First, "we see through a glass dimly." We can see – we can, to an extent, even see Christ himself. But what we see is always clouded by our finitude and our fallibility, our stupidity and our sin. Consequently, we must doubt. "We see through a glass dimly," but we have no excuse for failing to strain to see what we can through the glass. We must doubt in order to seek. We must seek in order that we can find. We must believe there is more in order that we can know more. Unbelief has no place.

Second, whatever we know in this life we "know only in part." Humility of mind, a kind of doubt, must characterize our most enthusiastic professions of faith. The power of God's Word does not depend on our personal assertion. Let us act and speak both in the vibrant humility of self and in the valiant authority of God's Presence. Unbelief has no place.
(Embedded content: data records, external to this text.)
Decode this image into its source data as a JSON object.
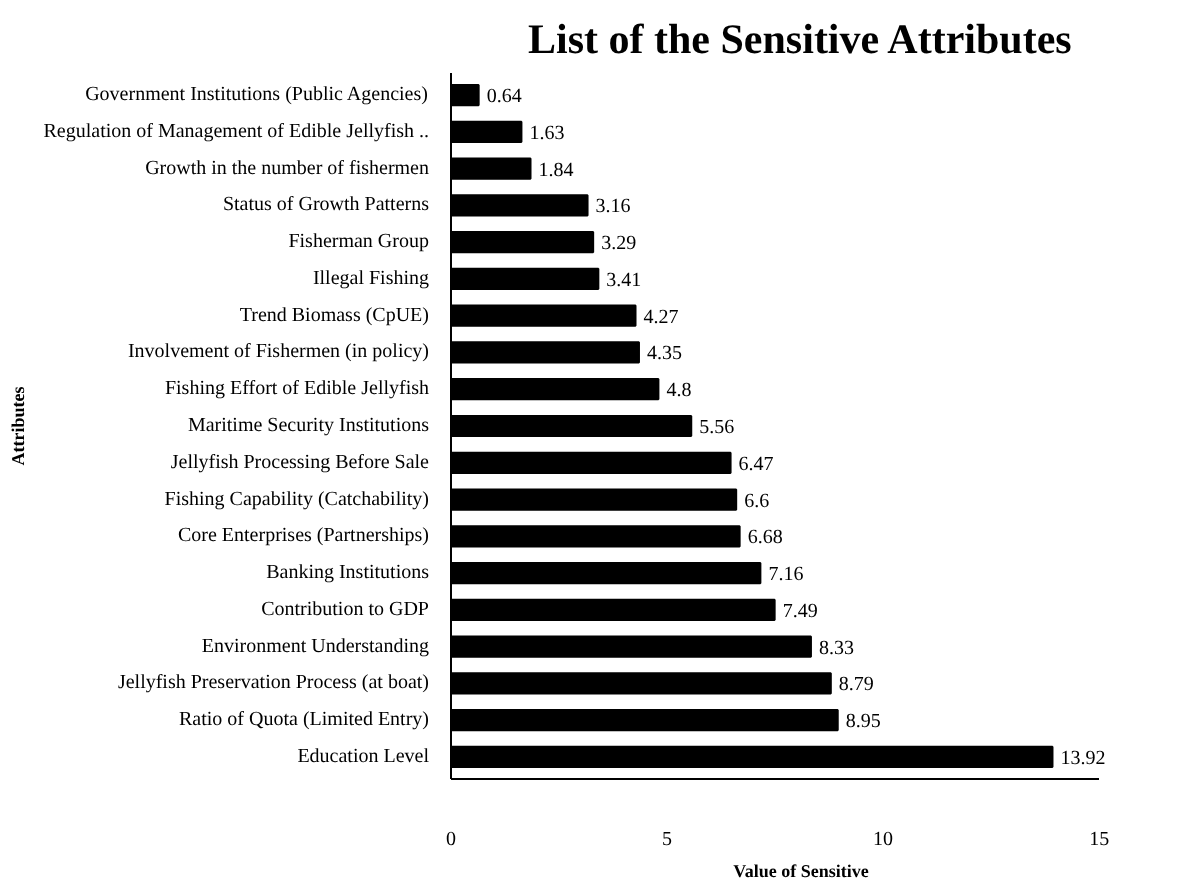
{
  "chart_data": {
    "type": "bar",
    "orientation": "horizontal",
    "title": "List of the Sensitive Attributes",
    "xlabel": "Value of Sensitive",
    "ylabel": "Attributes",
    "categories": [
      "Government Institutions (Public Agencies)",
      "Regulation of Management of Edible Jellyfish ..",
      "Growth in the number of fishermen",
      "Status of Growth Patterns",
      "Fisherman Group",
      "Illegal Fishing",
      "Trend Biomass (CpUE)",
      "Involvement of Fishermen (in policy)",
      "Fishing Effort of Edible Jellyfish",
      "Maritime Security Institutions",
      "Jellyfish Processing Before Sale",
      "Fishing Capability (Catchability)",
      "Core Enterprises (Partnerships)",
      "Banking Institutions",
      "Contribution to GDP",
      "Environment Understanding",
      "Jellyfish Preservation Process (at boat)",
      "Ratio of Quota (Limited Entry)",
      "Education Level"
    ],
    "values": [
      0.64,
      1.63,
      1.84,
      3.16,
      3.29,
      3.41,
      4.27,
      4.35,
      4.8,
      5.56,
      6.47,
      6.6,
      6.68,
      7.16,
      7.49,
      8.33,
      8.79,
      8.95,
      13.92
    ],
    "color": "#000000",
    "xlim": [
      0,
      15
    ],
    "xticks": [
      0,
      5,
      10,
      15
    ],
    "data_labels": true,
    "grid": false,
    "legend": false
  }
}
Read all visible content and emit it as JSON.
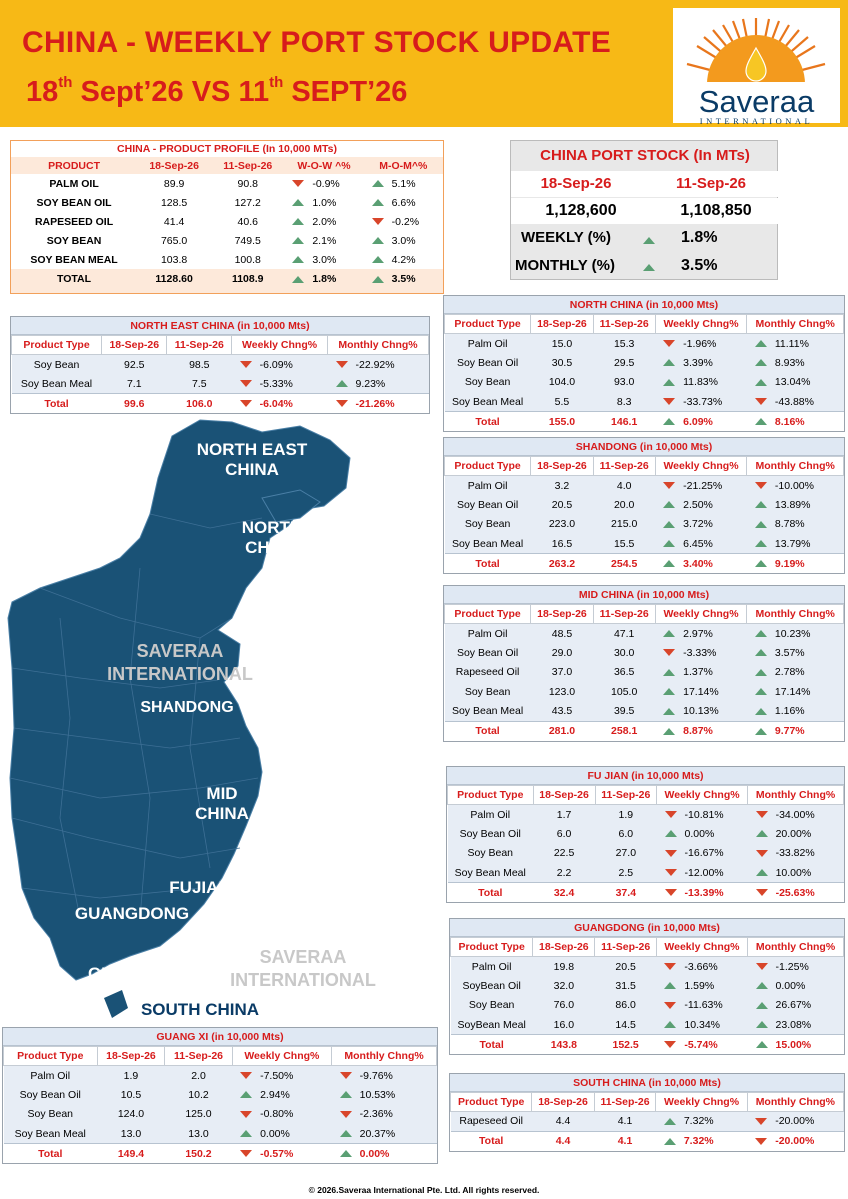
{
  "header": {
    "title": "CHINA - WEEKLY PORT STOCK UPDATE",
    "sub_a": "18",
    "sub_a_sup": "th",
    "sub_b": " Sept’26 VS 11",
    "sub_b_sup": "th",
    "sub_c": " SEPT’26",
    "logo_name": "Saveraa",
    "logo_sub": "INTERNATIONAL"
  },
  "colors": {
    "accent_red": "#d71c1c",
    "header_yellow": "#f7b916",
    "map_blue": "#1a5276",
    "up": "#5a9f73",
    "down": "#d8452a"
  },
  "profile": {
    "title": "CHINA - PRODUCT PROFILE (In 10,000 MTs)",
    "headers": [
      "PRODUCT",
      "18-Sep-26",
      "11-Sep-26",
      "W-O-W ^%",
      "M-O-M^%"
    ],
    "rows": [
      {
        "p": "PALM OIL",
        "a": "89.9",
        "b": "90.8",
        "w_dir": "down",
        "w": "-0.9%",
        "m_dir": "up",
        "m": "5.1%"
      },
      {
        "p": "SOY BEAN OIL",
        "a": "128.5",
        "b": "127.2",
        "w_dir": "up",
        "w": "1.0%",
        "m_dir": "up",
        "m": "6.6%"
      },
      {
        "p": "RAPESEED OIL",
        "a": "41.4",
        "b": "40.6",
        "w_dir": "up",
        "w": "2.0%",
        "m_dir": "down",
        "m": "-0.2%"
      },
      {
        "p": "SOY BEAN",
        "a": "765.0",
        "b": "749.5",
        "w_dir": "up",
        "w": "2.1%",
        "m_dir": "up",
        "m": "3.0%"
      },
      {
        "p": "SOY BEAN MEAL",
        "a": "103.8",
        "b": "100.8",
        "w_dir": "up",
        "w": "3.0%",
        "m_dir": "up",
        "m": "4.2%"
      }
    ],
    "total": {
      "p": "TOTAL",
      "a": "1128.60",
      "b": "1108.9",
      "w_dir": "up",
      "w": "1.8%",
      "m_dir": "up",
      "m": "3.5%"
    }
  },
  "port": {
    "title": "CHINA PORT STOCK  (In MTs)",
    "d1": "18-Sep-26",
    "d2": "11-Sep-26",
    "v1": "1,128,600",
    "v2": "1,108,850",
    "weekly_label": "WEEKLY (%)",
    "weekly": "1.8%",
    "monthly_label": "MONTHLY (%)",
    "monthly": "3.5%"
  },
  "region_headers": [
    "Product Type",
    "18-Sep-26",
    "11-Sep-26",
    "Weekly Chng%",
    "Monthly Chng%"
  ],
  "regions": {
    "northeast": {
      "title": "NORTH EAST CHINA (in 10,000 Mts)",
      "rows": [
        {
          "p": "Soy Bean",
          "a": "92.5",
          "b": "98.5",
          "w_dir": "down",
          "w": "-6.09%",
          "m_dir": "down",
          "m": "-22.92%"
        },
        {
          "p": "Soy Bean Meal",
          "a": "7.1",
          "b": "7.5",
          "w_dir": "down",
          "w": "-5.33%",
          "m_dir": "up",
          "m": "9.23%"
        }
      ],
      "total": {
        "p": "Total",
        "a": "99.6",
        "b": "106.0",
        "w_dir": "down",
        "w": "-6.04%",
        "m_dir": "down",
        "m": "-21.26%"
      }
    },
    "north": {
      "title": "NORTH CHINA (in 10,000 Mts)",
      "rows": [
        {
          "p": "Palm Oil",
          "a": "15.0",
          "b": "15.3",
          "w_dir": "down",
          "w": "-1.96%",
          "m_dir": "up",
          "m": "11.11%"
        },
        {
          "p": "Soy Bean Oil",
          "a": "30.5",
          "b": "29.5",
          "w_dir": "up",
          "w": "3.39%",
          "m_dir": "up",
          "m": "8.93%"
        },
        {
          "p": "Soy Bean",
          "a": "104.0",
          "b": "93.0",
          "w_dir": "up",
          "w": "11.83%",
          "m_dir": "up",
          "m": "13.04%"
        },
        {
          "p": "Soy Bean Meal",
          "a": "5.5",
          "b": "8.3",
          "w_dir": "down",
          "w": "-33.73%",
          "m_dir": "down",
          "m": "-43.88%"
        }
      ],
      "total": {
        "p": "Total",
        "a": "155.0",
        "b": "146.1",
        "w_dir": "up",
        "w": "6.09%",
        "m_dir": "up",
        "m": "8.16%"
      }
    },
    "shandong": {
      "title": "SHANDONG (in 10,000 Mts)",
      "rows": [
        {
          "p": "Palm Oil",
          "a": "3.2",
          "b": "4.0",
          "w_dir": "down",
          "w": "-21.25%",
          "m_dir": "down",
          "m": "-10.00%"
        },
        {
          "p": "Soy Bean Oil",
          "a": "20.5",
          "b": "20.0",
          "w_dir": "up",
          "w": "2.50%",
          "m_dir": "up",
          "m": "13.89%"
        },
        {
          "p": "Soy Bean",
          "a": "223.0",
          "b": "215.0",
          "w_dir": "up",
          "w": "3.72%",
          "m_dir": "up",
          "m": "8.78%"
        },
        {
          "p": "Soy Bean Meal",
          "a": "16.5",
          "b": "15.5",
          "w_dir": "up",
          "w": "6.45%",
          "m_dir": "up",
          "m": "13.79%"
        }
      ],
      "total": {
        "p": "Total",
        "a": "263.2",
        "b": "254.5",
        "w_dir": "up",
        "w": "3.40%",
        "m_dir": "up",
        "m": "9.19%"
      }
    },
    "mid": {
      "title": "MID CHINA (in 10,000 Mts)",
      "rows": [
        {
          "p": "Palm Oil",
          "a": "48.5",
          "b": "47.1",
          "w_dir": "up",
          "w": "2.97%",
          "m_dir": "up",
          "m": "10.23%"
        },
        {
          "p": "Soy Bean Oil",
          "a": "29.0",
          "b": "30.0",
          "w_dir": "down",
          "w": "-3.33%",
          "m_dir": "up",
          "m": "3.57%"
        },
        {
          "p": "Rapeseed Oil",
          "a": "37.0",
          "b": "36.5",
          "w_dir": "up",
          "w": "1.37%",
          "m_dir": "up",
          "m": "2.78%"
        },
        {
          "p": "Soy Bean",
          "a": "123.0",
          "b": "105.0",
          "w_dir": "up",
          "w": "17.14%",
          "m_dir": "up",
          "m": "17.14%"
        },
        {
          "p": "Soy Bean Meal",
          "a": "43.5",
          "b": "39.5",
          "w_dir": "up",
          "w": "10.13%",
          "m_dir": "up",
          "m": "1.16%"
        }
      ],
      "total": {
        "p": "Total",
        "a": "281.0",
        "b": "258.1",
        "w_dir": "up",
        "w": "8.87%",
        "m_dir": "up",
        "m": "9.77%"
      }
    },
    "fujian": {
      "title": "FU JIAN (in 10,000 Mts)",
      "rows": [
        {
          "p": "Palm Oil",
          "a": "1.7",
          "b": "1.9",
          "w_dir": "down",
          "w": "-10.81%",
          "m_dir": "down",
          "m": "-34.00%"
        },
        {
          "p": "Soy Bean Oil",
          "a": "6.0",
          "b": "6.0",
          "w_dir": "up",
          "w": "0.00%",
          "m_dir": "up",
          "m": "20.00%"
        },
        {
          "p": "Soy Bean",
          "a": "22.5",
          "b": "27.0",
          "w_dir": "down",
          "w": "-16.67%",
          "m_dir": "down",
          "m": "-33.82%"
        },
        {
          "p": "Soy Bean Meal",
          "a": "2.2",
          "b": "2.5",
          "w_dir": "down",
          "w": "-12.00%",
          "m_dir": "up",
          "m": "10.00%"
        }
      ],
      "total": {
        "p": "Total",
        "a": "32.4",
        "b": "37.4",
        "w_dir": "down",
        "w": "-13.39%",
        "m_dir": "down",
        "m": "-25.63%"
      }
    },
    "guangdong": {
      "title": "GUANGDONG (in 10,000 Mts)",
      "rows": [
        {
          "p": "Palm Oil",
          "a": "19.8",
          "b": "20.5",
          "w_dir": "down",
          "w": "-3.66%",
          "m_dir": "down",
          "m": "-1.25%"
        },
        {
          "p": "SoyBean Oil",
          "a": "32.0",
          "b": "31.5",
          "w_dir": "up",
          "w": "1.59%",
          "m_dir": "up",
          "m": "0.00%"
        },
        {
          "p": "Soy Bean",
          "a": "76.0",
          "b": "86.0",
          "w_dir": "down",
          "w": "-11.63%",
          "m_dir": "up",
          "m": "26.67%"
        },
        {
          "p": "SoyBean Meal",
          "a": "16.0",
          "b": "14.5",
          "w_dir": "up",
          "w": "10.34%",
          "m_dir": "up",
          "m": "23.08%"
        }
      ],
      "total": {
        "p": "Total",
        "a": "143.8",
        "b": "152.5",
        "w_dir": "down",
        "w": "-5.74%",
        "m_dir": "up",
        "m": "15.00%"
      }
    },
    "guangxi": {
      "title": "GUANG XI (in 10,000 Mts)",
      "rows": [
        {
          "p": "Palm Oil",
          "a": "1.9",
          "b": "2.0",
          "w_dir": "down",
          "w": "-7.50%",
          "m_dir": "down",
          "m": "-9.76%"
        },
        {
          "p": "Soy Bean Oil",
          "a": "10.5",
          "b": "10.2",
          "w_dir": "up",
          "w": "2.94%",
          "m_dir": "up",
          "m": "10.53%"
        },
        {
          "p": "Soy Bean",
          "a": "124.0",
          "b": "125.0",
          "w_dir": "down",
          "w": "-0.80%",
          "m_dir": "down",
          "m": "-2.36%"
        },
        {
          "p": "Soy Bean Meal",
          "a": "13.0",
          "b": "13.0",
          "w_dir": "up",
          "w": "0.00%",
          "m_dir": "up",
          "m": "20.37%"
        }
      ],
      "total": {
        "p": "Total",
        "a": "149.4",
        "b": "150.2",
        "w_dir": "down",
        "w": "-0.57%",
        "m_dir": "up",
        "m": "0.00%"
      }
    },
    "southchina": {
      "title": "SOUTH CHINA (in 10,000 Mts)",
      "rows": [
        {
          "p": "Rapeseed Oil",
          "a": "4.4",
          "b": "4.1",
          "w_dir": "up",
          "w": "7.32%",
          "m_dir": "down",
          "m": "-20.00%"
        }
      ],
      "total": {
        "p": "Total",
        "a": "4.4",
        "b": "4.1",
        "w_dir": "up",
        "w": "7.32%",
        "m_dir": "down",
        "m": "-20.00%"
      }
    }
  },
  "map": {
    "labels": {
      "northeast": "NORTH EAST\nCHINA",
      "north": "NORTH\nCHINA",
      "shandong": "SHANDONG",
      "mid": "MID\nCHINA",
      "fujian": "FUJIAN",
      "guangdong": "GUANGDONG",
      "guangxi": "GUANG XI",
      "southchina": "SOUTH CHINA"
    },
    "watermark_1": "SAVERAA\nINTERNATIONAL",
    "watermark_2": "SAVERAA\nINTERNATIONAL"
  },
  "footer": "© 2026.Saveraa International Pte. Ltd. All rights reserved."
}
Third, we must become so honestly enticed by our doubts that we are increasingly hungry for the Truth, the whole Truth, and nothing but Him. We will earnestly and expectantly hope, pray and watch for the future time when "we shall see face to face," and we "will know completely, just as God completely knows" us now. This enduring, honest doubt – this divinely tantalizing Truth-hunger – entirely excludes unbelief.


Dear loving Father,
Please forgive us for sinful unbelief,
Especially for Formaldehyde Faith, Intellectual Disdain, Dashed Hope, and
Comfortable Numbness – often disguised as faith.
Please give us the wisdom to doubt most effectually,
Along with a huge, honest hunger for Truth, wherever he leads,
And the enduring faith, hope, love and personal discipline to continue
to discover and to rediscover, with joy.
In the powerful Name of our living Lord Jesus Christ, Amen.

Dr. Paul de Vries is the president of New York Divinity School, and a pastor, speaker and author. Since 2004, he has served on the Board of the National Association of Evangelicals, representing 40 million evangelical Americans.